After the table is generated, column-specific filters become available through the DataTable interface. These filters adapt to the type of data in each column: if the content is textual, it allows keyword-based filtering; if numeric, it enables interval selection.

Given the objective of this example, we start by filtering the Description column using the keyword “cell”. This action instantly updates the plot to display only the matching biological processes. To refine the results further, we apply an additional filter to the GeneCount column to include only terms associated with 20 or more genes (>= 20).

Tip

All visual adjustments—such as column selection or plot settings (except the data column filtering)—can be made either before or after the analysis is run. Any changes are applied immediately without re-running the analysis.

3.4 Outputs

3.4.1 Filtered Enrichment Table (Interactive)

The main table now displays columns for ID, Description, and GeneCount, but only includes entries that contain the keyword “cell” in the Description column and have a GeneCount of 20 or higher.
The filtered data is exported as a csv file containing all visible columns associated with the selected terms. In this case, four terms match the criteria.

Table 6: Filtered Advanced Analysis Output. Tabular results displaying the specific subset of enrichment terms matching the user-defined criteria (keyword ‘cell’ and GeneCount ≥ 20), demonstrating the interactive filtering capabilities.

Alongside the overall results table, a separate table is created for each input list included in the analysis. Each list produces both a results table and a plot, but only the table is shown in this example:

Figure 2: Combined Meta-Analysis Results. Consensus table displaying the aggregated enrichment terms, including combined p-values and recurrence counts across the four study datasets.

Figure 3: Individual Analysis: Dataset 1. Independent enrichment results for the ‘genes1.txt’ list, displaying term significance specific to this study.

Figure 4: Individual Analysis: Dataset 2. Independent enrichment results for the ‘genes2.txt’ list, displaying term significance specific to this study.

Figure 5: Individual Analysis: Dataset 3. Independent enrichment results for the ‘genes3.txt’ list, displaying term significance specific to this study.

Figure 6: Individual Analysis: Dataset 4. Independent enrichment results for the ‘genes4.txt’ list, displaying term significance specific to this study.

3.4.2 Excluded terms table

In this example, filtering was applied to exclude terms that appeared fewer than three times in the dataset. The information that was excluded from the main table is displayed here.

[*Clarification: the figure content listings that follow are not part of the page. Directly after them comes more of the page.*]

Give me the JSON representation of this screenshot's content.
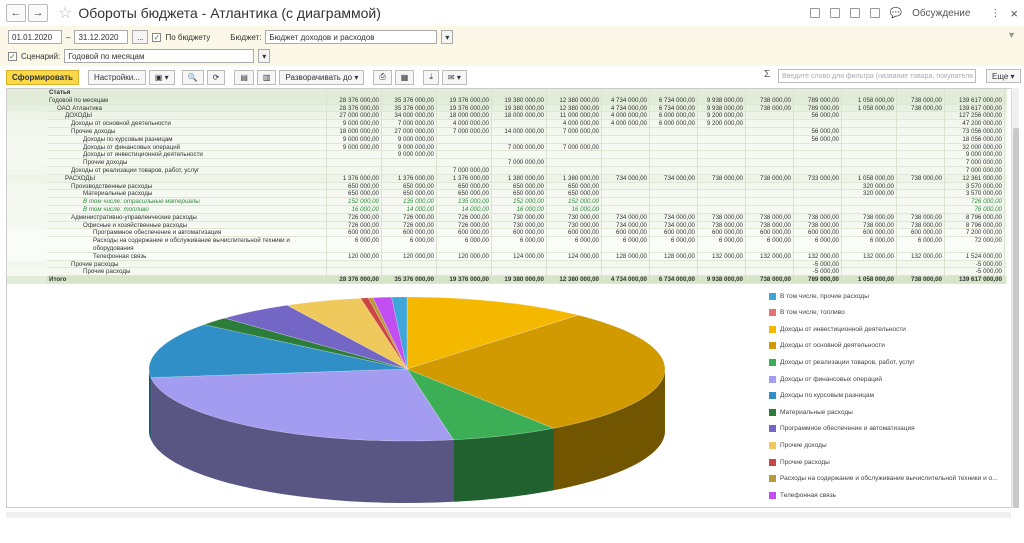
{
  "window": {
    "title": "Обороты бюджета - Атлантика (с диаграммой)",
    "discuss_label": "Обсуждение",
    "more_menu": "⋮",
    "close": "×",
    "funnel": "▼"
  },
  "params": {
    "date_from": "01.01.2020",
    "date_to": "31.12.2020",
    "dash": "–",
    "period_btn": "...",
    "by_budget_label": "По бюджету",
    "budget_label": "Бюджет:",
    "budget_value": "Бюджет доходов и расходов",
    "scenario_label": "Сценарий:",
    "scenario_value": "Годовой по месяцам"
  },
  "toolbar": {
    "generate": "Сформировать",
    "settings": "Настройки...",
    "expand": "Разворачивать до",
    "search_placeholder": "Введите слово для фильтра (название товара, покупателя...",
    "sigma": "Σ",
    "more": "Еще"
  },
  "report": {
    "header_label": "Статья",
    "rows": [
      {
        "label": "Годовой по месяцам",
        "level": "root",
        "values": [
          "28 376 000,00",
          "35 376 000,00",
          "19 376 000,00",
          "19 380 000,00",
          "12 380 000,00",
          "4 734 000,00",
          "6 734 000,00",
          "9 938 000,00",
          "738 000,00",
          "789 000,00",
          "1 058 000,00",
          "738 000,00",
          "139 617 000,00"
        ]
      },
      {
        "label": "ОАО Атлантика",
        "level": "1",
        "values": [
          "28 376 000,00",
          "35 376 000,00",
          "19 376 000,00",
          "19 380 000,00",
          "12 380 000,00",
          "4 734 000,00",
          "6 734 000,00",
          "9 938 000,00",
          "738 000,00",
          "789 000,00",
          "1 058 000,00",
          "738 000,00",
          "139 617 000,00"
        ]
      },
      {
        "label": "ДОХОДЫ",
        "level": "2",
        "values": [
          "27 000 000,00",
          "34 000 000,00",
          "18 000 000,00",
          "18 000 000,00",
          "11 000 000,00",
          "4 000 000,00",
          "6 000 000,00",
          "9 200 000,00",
          "",
          "56 000,00",
          "",
          "",
          "127 256 000,00"
        ]
      },
      {
        "label": "Доходы от основной деятельности",
        "level": "3",
        "values": [
          "9 000 000,00",
          "7 000 000,00",
          "4 000 000,00",
          "",
          "4 000 000,00",
          "4 000 000,00",
          "6 000 000,00",
          "9 200 000,00",
          "",
          "",
          "",
          "",
          "47 200 000,00"
        ]
      },
      {
        "label": "Прочие доходы",
        "level": "3",
        "values": [
          "18 000 000,00",
          "27 000 000,00",
          "7 000 000,00",
          "14 000 000,00",
          "7 000 000,00",
          "",
          "",
          "",
          "",
          "56 000,00",
          "",
          "",
          "73 056 000,00"
        ]
      },
      {
        "label": "Доходы по курсовым разницам",
        "level": "4",
        "values": [
          "9 000 000,00",
          "9 000 000,00",
          "",
          "",
          "",
          "",
          "",
          "",
          "",
          "56 000,00",
          "",
          "",
          "18 056 000,00"
        ]
      },
      {
        "label": "Доходы от финансовых операций",
        "level": "4",
        "values": [
          "9 000 000,00",
          "9 000 000,00",
          "",
          "7 000 000,00",
          "7 000 000,00",
          "",
          "",
          "",
          "",
          "",
          "",
          "",
          "32 000 000,00"
        ]
      },
      {
        "label": "Доходы от инвестиционной деятельности",
        "level": "4",
        "values": [
          "",
          "9 000 000,00",
          "",
          "",
          "",
          "",
          "",
          "",
          "",
          "",
          "",
          "",
          "9 000 000,00"
        ]
      },
      {
        "label": "Прочие доходы",
        "level": "4",
        "values": [
          "",
          "",
          "",
          "7 000 000,00",
          "",
          "",
          "",
          "",
          "",
          "",
          "",
          "",
          "7 000 000,00"
        ]
      },
      {
        "label": "Доходы от реализации товаров, работ, услуг",
        "level": "3",
        "values": [
          "",
          "",
          "7 000 000,00",
          "",
          "",
          "",
          "",
          "",
          "",
          "",
          "",
          "",
          "7 000 000,00"
        ]
      },
      {
        "label": "РАСХОДЫ",
        "level": "2",
        "values": [
          "1 376 000,00",
          "1 376 000,00",
          "1 376 000,00",
          "1 380 000,00",
          "1 380 000,00",
          "734 000,00",
          "734 000,00",
          "738 000,00",
          "738 000,00",
          "733 000,00",
          "1 058 000,00",
          "738 000,00",
          "12 361 000,00"
        ]
      },
      {
        "label": "Производственные расходы",
        "level": "3",
        "values": [
          "650 000,00",
          "650 000,00",
          "650 000,00",
          "650 000,00",
          "650 000,00",
          "",
          "",
          "",
          "",
          "",
          "320 000,00",
          "",
          "3 570 000,00"
        ]
      },
      {
        "label": "Материальные расходы",
        "level": "4",
        "values": [
          "650 000,00",
          "650 000,00",
          "650 000,00",
          "650 000,00",
          "650 000,00",
          "",
          "",
          "",
          "",
          "",
          "320 000,00",
          "",
          "3 570 000,00"
        ]
      },
      {
        "label": "В том числе: отрасильные материалы",
        "level": "4",
        "green": true,
        "values": [
          "152 000,00",
          "135 000,00",
          "135 000,00",
          "152 000,00",
          "152 000,00",
          "",
          "",
          "",
          "",
          "",
          "",
          "",
          "726 000,00"
        ]
      },
      {
        "label": "В том числе: топливо",
        "level": "4",
        "green": true,
        "values": [
          "16 000,00",
          "14 000,00",
          "14 000,00",
          "16 000,00",
          "16 000,00",
          "",
          "",
          "",
          "",
          "",
          "",
          "",
          "76 000,00"
        ]
      },
      {
        "label": "Административно-управленческие расходы",
        "level": "3",
        "values": [
          "726 000,00",
          "726 000,00",
          "726 000,00",
          "730 000,00",
          "730 000,00",
          "734 000,00",
          "734 000,00",
          "738 000,00",
          "738 000,00",
          "738 000,00",
          "738 000,00",
          "738 000,00",
          "8 796 000,00"
        ]
      },
      {
        "label": "Офисные и хозяйственные расходы",
        "level": "4",
        "values": [
          "726 000,00",
          "726 000,00",
          "726 000,00",
          "730 000,00",
          "730 000,00",
          "734 000,00",
          "734 000,00",
          "738 000,00",
          "738 000,00",
          "738 000,00",
          "738 000,00",
          "738 000,00",
          "8 796 000,00"
        ]
      },
      {
        "label": "Программное обеспечение и автоматизация",
        "level": "5",
        "values": [
          "600 000,00",
          "600 000,00",
          "600 000,00",
          "600 000,00",
          "600 000,00",
          "600 000,00",
          "600 000,00",
          "600 000,00",
          "600 000,00",
          "600 000,00",
          "600 000,00",
          "600 000,00",
          "7 200 000,00"
        ]
      },
      {
        "label": "Расходы на содержание и обслуживание вычислительной техники и оборудования",
        "level": "5",
        "tall": true,
        "values": [
          "6 000,00",
          "6 000,00",
          "6 000,00",
          "6 000,00",
          "6 000,00",
          "6 000,00",
          "6 000,00",
          "6 000,00",
          "6 000,00",
          "6 000,00",
          "6 000,00",
          "6 000,00",
          "72 000,00"
        ]
      },
      {
        "label": "Телефонная связь",
        "level": "5",
        "values": [
          "120 000,00",
          "120 000,00",
          "120 000,00",
          "124 000,00",
          "124 000,00",
          "128 000,00",
          "128 000,00",
          "132 000,00",
          "132 000,00",
          "132 000,00",
          "132 000,00",
          "132 000,00",
          "1 524 000,00"
        ]
      },
      {
        "label": "Прочие расходы",
        "level": "3",
        "values": [
          "",
          "",
          "",
          "",
          "",
          "",
          "",
          "",
          "",
          "-5 000,00",
          "",
          "",
          "-5 000,00"
        ]
      },
      {
        "label": "Прочие расходы",
        "level": "4",
        "values": [
          "",
          "",
          "",
          "",
          "",
          "",
          "",
          "",
          "",
          "-5 000,00",
          "",
          "",
          "-5 000,00"
        ]
      },
      {
        "label": "Итого",
        "level": "total",
        "values": [
          "28 376 000,00",
          "35 376 000,00",
          "19 376 000,00",
          "19 380 000,00",
          "12 380 000,00",
          "4 734 000,00",
          "6 734 000,00",
          "9 938 000,00",
          "738 000,00",
          "789 000,00",
          "1 058 000,00",
          "738 000,00",
          "139 617 000,00"
        ]
      }
    ]
  },
  "chart_data": {
    "type": "pie",
    "title": "",
    "slices": [
      {
        "name": "В том числе, прочие расходы",
        "value": 1.0,
        "color": "#3ea6d9"
      },
      {
        "name": "Доходы от инвестиционной деятельности",
        "value": 12.0,
        "color": "#f5b800"
      },
      {
        "name": "Доходы от основной деятельности",
        "value": 30.0,
        "color": "#d09a00"
      },
      {
        "name": "Доходы от реализации товаров, работ, услуг",
        "value": 7.0,
        "color": "#3cae55"
      },
      {
        "name": "Доходы от финансовых операций",
        "value": 27.0,
        "color": "#a49cf0"
      },
      {
        "name": "Доходы по курсовым разницам",
        "value": 13.0,
        "color": "#2f8fc6"
      },
      {
        "name": "Материальные расходы",
        "value": 2.0,
        "color": "#2d7d3a"
      },
      {
        "name": "Программное обеспечение и автоматизация",
        "value": 5.0,
        "color": "#7366c4"
      },
      {
        "name": "Прочие доходы",
        "value": 5.0,
        "color": "#efc95c"
      },
      {
        "name": "Прочие расходы",
        "value": 0.5,
        "color": "#cc4444"
      },
      {
        "name": "Расходы на содержание и обслуживание вычислительной техники и о...",
        "value": 0.3,
        "color": "#b89a3a"
      },
      {
        "name": "Телефонная связь",
        "value": 1.2,
        "color": "#c04ef0"
      }
    ],
    "legend_extra": [
      {
        "name": "В том числе, топливо",
        "color": "#e57373"
      }
    ],
    "legend_position": "right"
  }
}
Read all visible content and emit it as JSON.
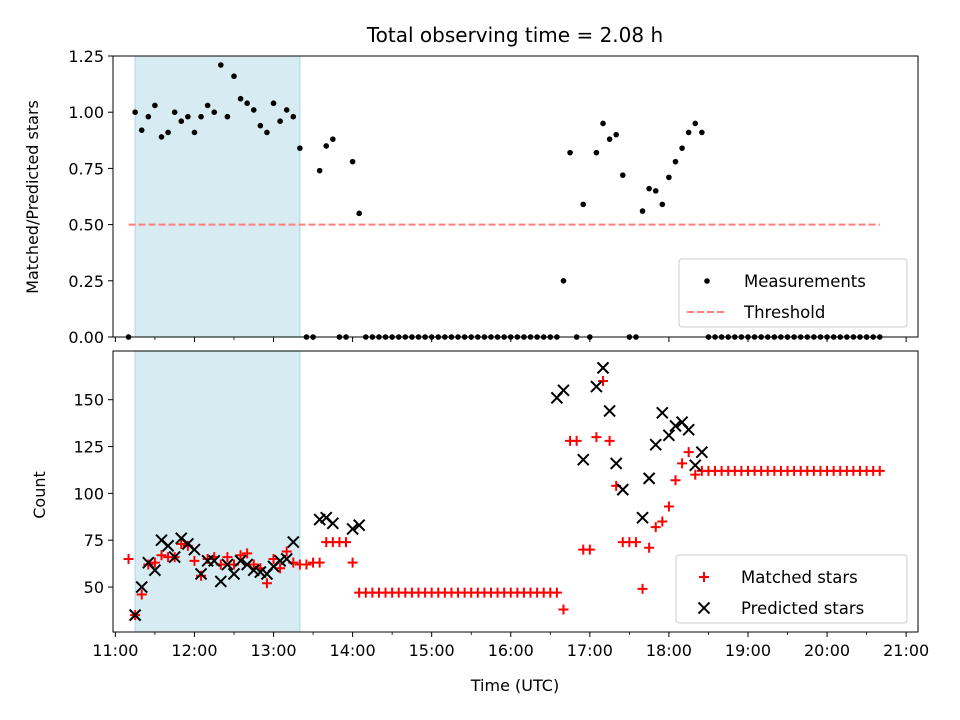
{
  "title": "Total observing time = 2.08 h",
  "colors": {
    "measurement": "#000000",
    "threshold": "#ff7f7f",
    "shade": "#add8e6",
    "matched": "#ff0000",
    "predicted": "#000000"
  },
  "chart_data": [
    {
      "type": "scatter",
      "panel": "top",
      "ylabel": "Matched/Predicted stars",
      "xlim": [
        10.97,
        21.15
      ],
      "ylim": [
        0,
        1.25
      ],
      "yticks": [
        0.0,
        0.25,
        0.5,
        0.75,
        1.0,
        1.25
      ],
      "ytick_labels": [
        "0.00",
        "0.25",
        "0.50",
        "0.75",
        "1.00",
        "1.25"
      ],
      "shaded_span": [
        "11:15",
        "13:20"
      ],
      "legend": {
        "location": "lower right",
        "entries": [
          "Measurements",
          "Threshold"
        ]
      },
      "series": [
        {
          "name": "Measurements",
          "marker": "dot",
          "x": [
            "11:10",
            "11:15",
            "11:20",
            "11:25",
            "11:30",
            "11:35",
            "11:40",
            "11:45",
            "11:50",
            "11:55",
            "12:00",
            "12:05",
            "12:10",
            "12:15",
            "12:20",
            "12:25",
            "12:30",
            "12:35",
            "12:40",
            "12:45",
            "12:50",
            "12:55",
            "13:00",
            "13:05",
            "13:10",
            "13:15",
            "13:20",
            "13:25",
            "13:30",
            "13:35",
            "13:40",
            "13:45",
            "13:50",
            "13:55",
            "14:00",
            "14:05",
            "14:10",
            "14:15",
            "14:20",
            "14:25",
            "14:30",
            "14:35",
            "14:40",
            "14:45",
            "14:50",
            "14:55",
            "15:00",
            "15:05",
            "15:10",
            "15:15",
            "15:20",
            "15:25",
            "15:30",
            "15:35",
            "15:40",
            "15:45",
            "15:50",
            "15:55",
            "16:00",
            "16:05",
            "16:10",
            "16:15",
            "16:20",
            "16:25",
            "16:30",
            "16:35",
            "16:40",
            "16:45",
            "16:50",
            "16:55",
            "17:00",
            "17:05",
            "17:10",
            "17:15",
            "17:20",
            "17:25",
            "17:30",
            "17:35",
            "17:40",
            "17:45",
            "17:50",
            "17:55",
            "18:00",
            "18:05",
            "18:10",
            "18:15",
            "18:20",
            "18:25",
            "18:30",
            "18:35",
            "18:40",
            "18:45",
            "18:50",
            "18:55",
            "19:00",
            "19:05",
            "19:10",
            "19:15",
            "19:20",
            "19:25",
            "19:30",
            "19:35",
            "19:40",
            "19:45",
            "19:50",
            "19:55",
            "20:00",
            "20:05",
            "20:10",
            "20:15",
            "20:20",
            "20:25",
            "20:30",
            "20:35",
            "20:40"
          ],
          "y": [
            0.0,
            1.0,
            0.92,
            0.98,
            1.03,
            0.89,
            0.91,
            1.0,
            0.96,
            0.98,
            0.91,
            0.98,
            1.03,
            1.0,
            1.21,
            0.98,
            1.16,
            1.06,
            1.04,
            1.01,
            0.94,
            0.91,
            1.04,
            0.96,
            1.01,
            0.98,
            0.84,
            0.0,
            0.0,
            0.74,
            0.85,
            0.88,
            0.0,
            0.0,
            0.78,
            0.55,
            0.0,
            0.0,
            0.0,
            0.0,
            0.0,
            0.0,
            0.0,
            0.0,
            0.0,
            0.0,
            0.0,
            0.0,
            0.0,
            0.0,
            0.0,
            0.0,
            0.0,
            0.0,
            0.0,
            0.0,
            0.0,
            0.0,
            0.0,
            0.0,
            0.0,
            0.0,
            0.0,
            0.0,
            0.0,
            0.0,
            0.25,
            0.82,
            0.0,
            0.59,
            0.0,
            0.82,
            0.95,
            0.88,
            0.9,
            0.72,
            0.0,
            0.0,
            0.56,
            0.66,
            0.65,
            0.59,
            0.71,
            0.78,
            0.84,
            0.91,
            0.95,
            0.91,
            0.0,
            0.0,
            0.0,
            0.0,
            0.0,
            0.0,
            0.0,
            0.0,
            0.0,
            0.0,
            0.0,
            0.0,
            0.0,
            0.0,
            0.0,
            0.0,
            0.0,
            0.0,
            0.0,
            0.0,
            0.0,
            0.0,
            0.0,
            0.0,
            0.0,
            0.0,
            0.0
          ]
        },
        {
          "name": "Threshold",
          "marker": "dashed-line",
          "x": [
            "11:10",
            "20:40"
          ],
          "y": [
            0.5,
            0.5
          ]
        }
      ]
    },
    {
      "type": "scatter",
      "panel": "bottom",
      "xlabel": "Time (UTC)",
      "ylabel": "Count",
      "xlim": [
        10.97,
        21.15
      ],
      "ylim": [
        26,
        176
      ],
      "xticks": [
        "11:00",
        "12:00",
        "13:00",
        "14:00",
        "15:00",
        "16:00",
        "17:00",
        "18:00",
        "19:00",
        "20:00",
        "21:00"
      ],
      "yticks": [
        50,
        75,
        100,
        125,
        150
      ],
      "ytick_labels": [
        "50",
        "75",
        "100",
        "125",
        "150"
      ],
      "shaded_span": [
        "11:15",
        "13:20"
      ],
      "legend": {
        "location": "lower right",
        "entries": [
          "Matched stars",
          "Predicted stars"
        ]
      },
      "series": [
        {
          "name": "Matched stars",
          "marker": "plus",
          "x": [
            "11:10",
            "11:15",
            "11:20",
            "11:25",
            "11:30",
            "11:35",
            "11:40",
            "11:45",
            "11:50",
            "11:55",
            "12:00",
            "12:05",
            "12:10",
            "12:15",
            "12:20",
            "12:25",
            "12:30",
            "12:35",
            "12:40",
            "12:45",
            "12:50",
            "12:55",
            "13:00",
            "13:05",
            "13:10",
            "13:15",
            "13:20",
            "13:25",
            "13:30",
            "13:35",
            "13:40",
            "13:45",
            "13:50",
            "13:55",
            "14:00",
            "14:05",
            "14:10",
            "14:15",
            "14:20",
            "14:25",
            "14:30",
            "14:35",
            "14:40",
            "14:45",
            "14:50",
            "14:55",
            "15:00",
            "15:05",
            "15:10",
            "15:15",
            "15:20",
            "15:25",
            "15:30",
            "15:35",
            "15:40",
            "15:45",
            "15:50",
            "15:55",
            "16:00",
            "16:05",
            "16:10",
            "16:15",
            "16:20",
            "16:25",
            "16:30",
            "16:35",
            "16:40",
            "16:45",
            "16:50",
            "16:55",
            "17:00",
            "17:05",
            "17:10",
            "17:15",
            "17:20",
            "17:25",
            "17:30",
            "17:35",
            "17:40",
            "17:45",
            "17:50",
            "17:55",
            "18:00",
            "18:05",
            "18:10",
            "18:15",
            "18:20",
            "18:25",
            "18:30",
            "18:35",
            "18:40",
            "18:45",
            "18:50",
            "18:55",
            "19:00",
            "19:05",
            "19:10",
            "19:15",
            "19:20",
            "19:25",
            "19:30",
            "19:35",
            "19:40",
            "19:45",
            "19:50",
            "19:55",
            "20:00",
            "20:05",
            "20:10",
            "20:15",
            "20:20",
            "20:25",
            "20:30",
            "20:35",
            "20:40"
          ],
          "y": [
            65,
            35,
            46,
            62,
            63,
            67,
            66,
            66,
            73,
            72,
            64,
            56,
            65,
            66,
            62,
            66,
            62,
            67,
            68,
            62,
            60,
            52,
            65,
            60,
            69,
            63,
            62,
            62,
            63,
            63,
            74,
            74,
            74,
            74,
            63,
            47,
            47,
            47,
            47,
            47,
            47,
            47,
            47,
            47,
            47,
            47,
            47,
            47,
            47,
            47,
            47,
            47,
            47,
            47,
            47,
            47,
            47,
            47,
            47,
            47,
            47,
            47,
            47,
            47,
            47,
            47,
            38,
            128,
            128,
            70,
            70,
            130,
            160,
            128,
            104,
            74,
            74,
            74,
            49,
            71,
            82,
            85,
            93,
            107,
            116,
            122,
            110,
            112,
            112,
            112,
            112,
            112,
            112,
            112,
            112,
            112,
            112,
            112,
            112,
            112,
            112,
            112,
            112,
            112,
            112,
            112,
            112,
            112,
            112,
            112,
            112,
            112,
            112,
            112,
            112
          ]
        },
        {
          "name": "Predicted stars",
          "marker": "x",
          "x": [
            "11:15",
            "11:20",
            "11:25",
            "11:30",
            "11:35",
            "11:40",
            "11:45",
            "11:50",
            "11:55",
            "12:00",
            "12:05",
            "12:10",
            "12:15",
            "12:20",
            "12:25",
            "12:30",
            "12:35",
            "12:40",
            "12:45",
            "12:50",
            "12:55",
            "13:00",
            "13:05",
            "13:10",
            "13:15",
            "13:35",
            "13:40",
            "13:45",
            "14:00",
            "14:05",
            "16:35",
            "16:40",
            "16:55",
            "17:05",
            "17:10",
            "17:15",
            "17:20",
            "17:25",
            "17:40",
            "17:45",
            "17:50",
            "17:55",
            "18:00",
            "18:05",
            "18:10",
            "18:15",
            "18:20",
            "18:25"
          ],
          "y": [
            35,
            50,
            63,
            59,
            75,
            72,
            66,
            76,
            73,
            70,
            57,
            64,
            64,
            53,
            62,
            57,
            64,
            62,
            59,
            58,
            57,
            61,
            64,
            65,
            74,
            86,
            87,
            84,
            81,
            83,
            151,
            155,
            118,
            157,
            167,
            144,
            116,
            102,
            87,
            108,
            126,
            143,
            131,
            136,
            138,
            134,
            115,
            122
          ]
        }
      ]
    }
  ]
}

Figure 7: Excluded Terms Table. Displaying enrichment terms that did not meet the minimum recurrence threshold (appearance in < 3 datasets), providing transparency regarding data excluded from the final consensus.

Warning

The terms displayed in this table only reflect exclusions based on the minimum dataset appearance parameter (≥3 appearances). Internal filters applied within the table, such as searching for “cell” or setting an interval for GeneCount, do not affect this exclusion list.

3.4.3 Interactive Dot Plot

Visualizes only the filtered subset, displaying terms related to “cell” and with a GeneCount of 20 or higher.
The plot is exported as a html file, providing dynamic interactivity with hover tooltips.

Figure 8: Filtered Interactive Dot Plot. Dynamic visualization representing only the specific subset of terms matching the user’s filter criteria (keyword ‘cell’ and GeneCount ≥ 20), rendered as an interactive HTML element.

Note

In this example, only the combined plot is displayed.